Detectives Running The Novichok Murder Investigation Are Focused On Finding The Nerve Agent's Container

    Police said 44-year-old Dawn Sturgess was exposed to the same substance that poisoned former Russian spy Sergei Skripal and his daughter Yulia in March.

    The murder investigation into how a woman died from coming into contact with a military-grade nerve agent in a quiet British town is centred on finding the container the substance came in, police have said.

    A woman, identified as 44-year-old Dawn Sturgess from Durrington, died a week after being exposed to the military-grade nerve agent Novichok, the London Metropolitan Police announced on Sunday evening.

    She was found unconscious with her 45-year-old partner, Charlie Rowley, in Amesbury, Wiltshire on June 30. Rowley remains in a critical condition.

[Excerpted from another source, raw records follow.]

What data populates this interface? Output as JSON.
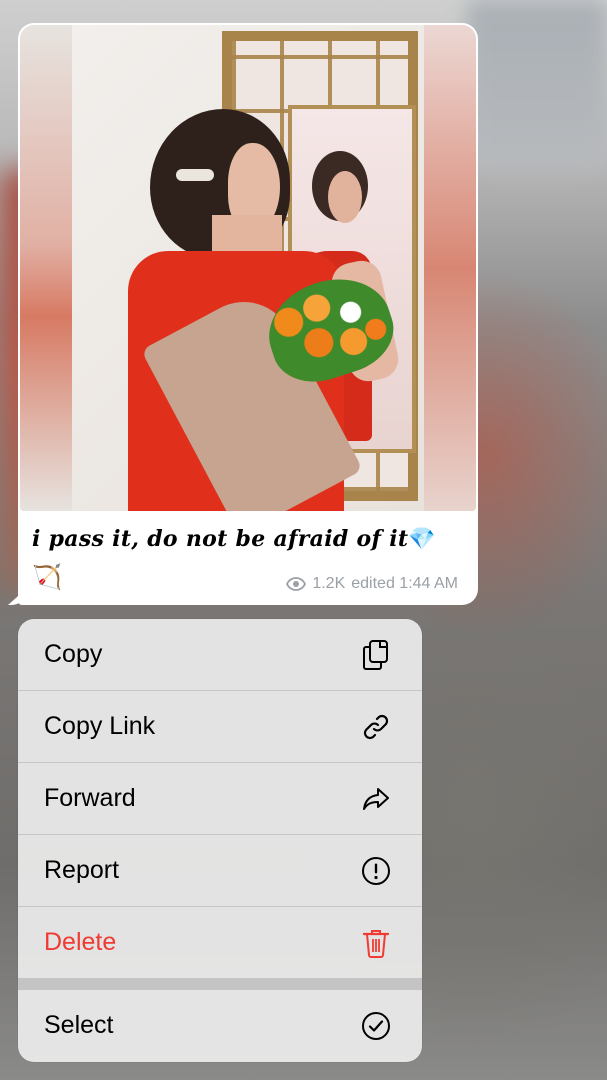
{
  "message": {
    "caption": "i pass it, do not be afraid of it",
    "caption_emoji": "💎",
    "second_line_emoji": "🏹",
    "views": "1.2K",
    "status": "edited 1:44 AM"
  },
  "context_menu": {
    "items": [
      {
        "label": "Copy",
        "icon": "copy-icon"
      },
      {
        "label": "Copy Link",
        "icon": "link-icon"
      },
      {
        "label": "Forward",
        "icon": "forward-icon"
      },
      {
        "label": "Report",
        "icon": "report-icon"
      },
      {
        "label": "Delete",
        "icon": "trash-icon",
        "color": "#f03b32"
      },
      {
        "label": "Select",
        "icon": "checkmark-circle-icon"
      }
    ]
  },
  "colors": {
    "danger": "#f03b32",
    "meta_gray": "#9aa0a6",
    "dress_red": "#e0301c"
  }
}
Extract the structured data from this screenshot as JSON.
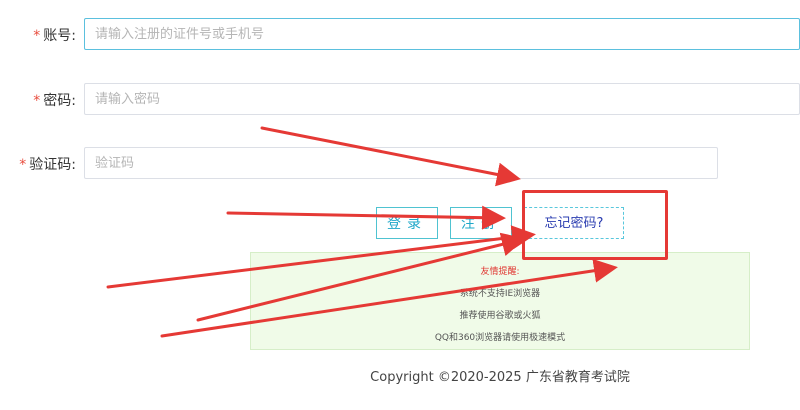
{
  "form": {
    "required_mark": "*",
    "account": {
      "label": "账号:",
      "placeholder": "请输入注册的证件号或手机号",
      "value": ""
    },
    "password": {
      "label": "密码:",
      "placeholder": "请输入密码",
      "value": ""
    },
    "captcha": {
      "label": "验证码:",
      "placeholder": "验证码",
      "value": ""
    }
  },
  "buttons": {
    "login": "登录",
    "register": "注册",
    "forgot": "忘记密码?"
  },
  "tips": {
    "title": "友情提醒:",
    "lines": [
      "系统不支持IE浏览器",
      "推荐使用谷歌或火狐",
      "QQ和360浏览器请使用极速模式"
    ]
  },
  "footer": {
    "copyright": "Copyright ©2020-2025 广东省教育考试院"
  },
  "colors": {
    "accent": "#20a8c9",
    "required": "#e84c3d",
    "annotation": "#e53935",
    "tips_bg": "#f0fbe8"
  }
}
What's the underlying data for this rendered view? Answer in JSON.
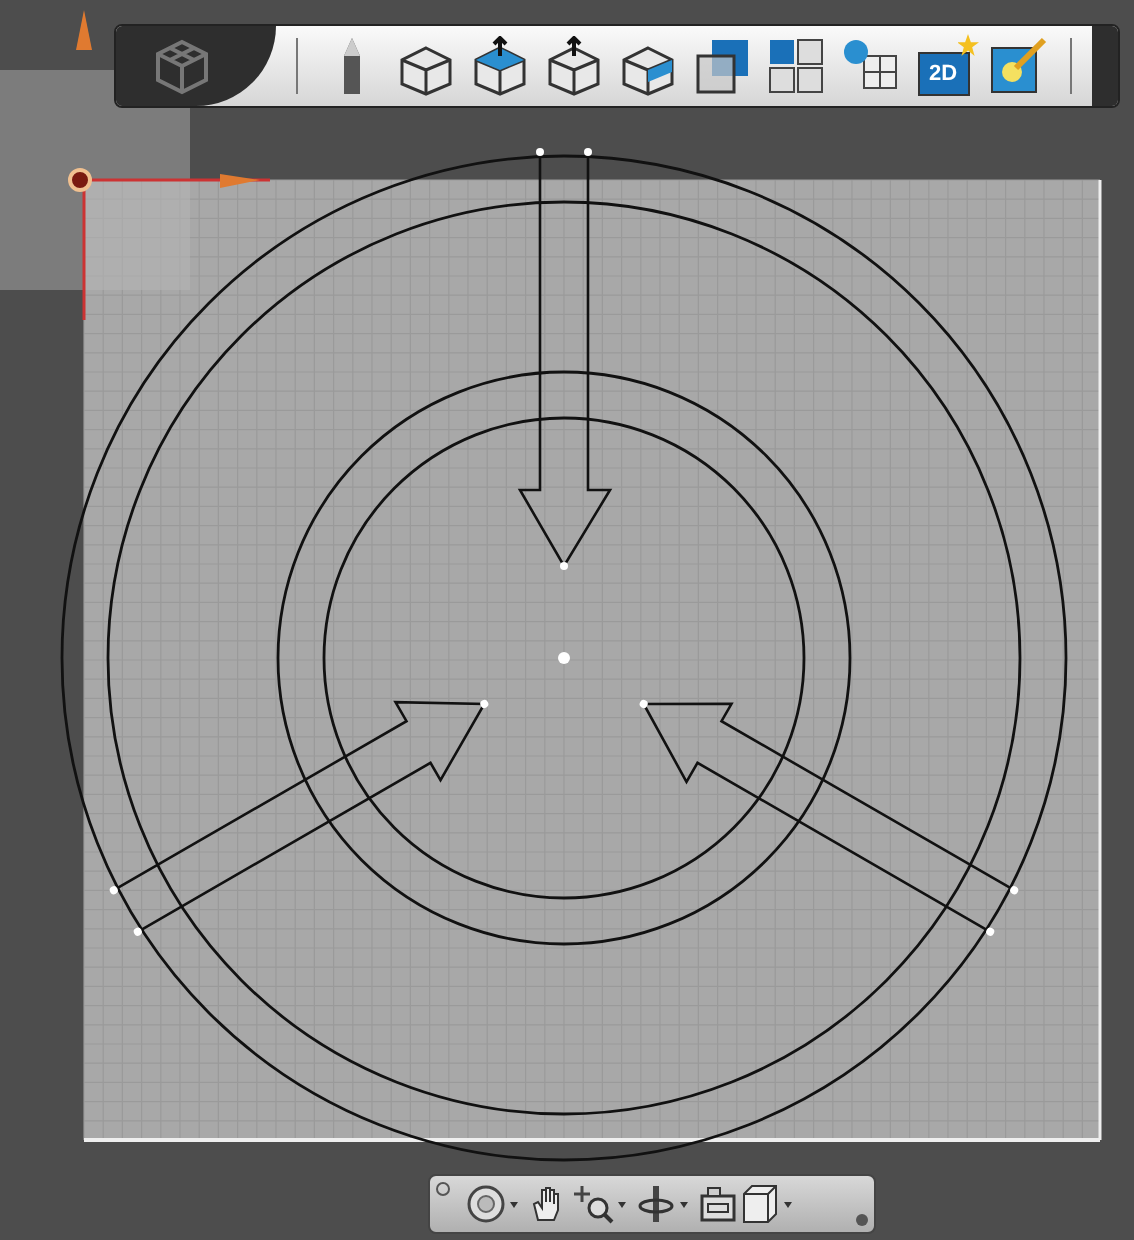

    The pair are understood to have come into contact with a "high dose" of the nerve agent, police said on Monday, the same type that left former Russian spy Sergei Skripal and his daughter Yulia in a critical condition when they were poisoned in nearby Salisbury in March.

    Neil Basu, head of the Metropolitan Police's Counter Terrorism Command, told a press conference on Monday: "The investigation is being led by detectives from the UK’s Counter Terrorism Policing Network.

    "At this stage, they are unable to say whether or not the nerve agent found in this incident is linked to the attack on Sergei and Yulia Skripal. However, this remains our main line of enquiry.

    "The investigation must be led by the evidence available and the facts alone. Our focus and priority at this time is to identify and locate any container that we believe may be the source of the contamination.

    "Their reaction was so severe, it resulted in Dawn’s death and Charlie being critically ill. This means that they must have got a high dose and our hypothesis is that they must have handled a container we are now seeking."

    Prime minister Theresa May said she was "appalled and shocked" by the death.

    "Police and security officials are working urgently to establish the facts of this incident, which is now being treated as murder," May said.

    Angus Macpherson, Wiltshire's police and crime commissioner, said he was "horrified".

    "Ms Sturgess was an innocent member of the public who should have been able to go about her daily life without becoming an unwilling victim in such an unprecedented, international, incident," he said.

    Local MP John Glen expressed his condolences in a Facebook post, and said the poisoning of Sturgess and Rowley was "very likely" the result of picking up a container discarded after the attack on the Skripals.

    "The only way the current poisoning could likely have been averted would have been to conduct a fingertip search of every square inch of South Wiltshire – a logistical impossibility, especially when there was no way for the police to know that an object from the original incident had been discarded like this," he said.

    Government scientists at Porton Down, the UK's weapons research centre, are taking samples from a red Ford Transit van that Rowley is understood to have travelled in before he fell ill.

    Last week, UK home secretary Sajid Javid said that while he didn't want to "jump to conclusions", links between the latest incident and the poisoning of the Skripals are currently "the main line of enquiry." He also demanded answers from Russia.

    "It is now time that the Russian state comes forward and explains exactly what has gone on," Javid said while speaking in the House of Commons last Thursday.

    The Russian Embassy in the Netherlands wrote on Twitter that the UK must think Russia is "dumb" to carry out such an attack "again."

    How dumb they think 🇷🇺 is to use “again” so-called “Novichok” in the middle of the FIFA World Cup and after the special session of the CSP (convened by the way by 🇬🇧) that gave the #OPCW attribution functions. The show must go on? https://t.co/a9FdJceWIv

    Basu said in a statement that Sturgess's death "has only served to strengthen our resolve to identify and bring to justice the person or persons responsible for what I can only describe as an outrageous, reckless and barbaric act".

    "Detectives will continue with their painstaking and meticulous work to gather all the available evidence so that we can understand how two citizens came to be exposed with such a deadly substance that tragically cost Dawn her life," he said.

    Speaking on the Today program last week, the minister of state for security, Ben Wallace, said the government's assumption is that, unlike the Skripals, the latest victims did not appear to be actively targeted.

    There is "no evidence" that the woman, Sturgess, and the man, identified as Charlie Rowley, 45, visited locations that the Skripals had prior to their poisoning, UK's home secretary Sajid Javid said last week.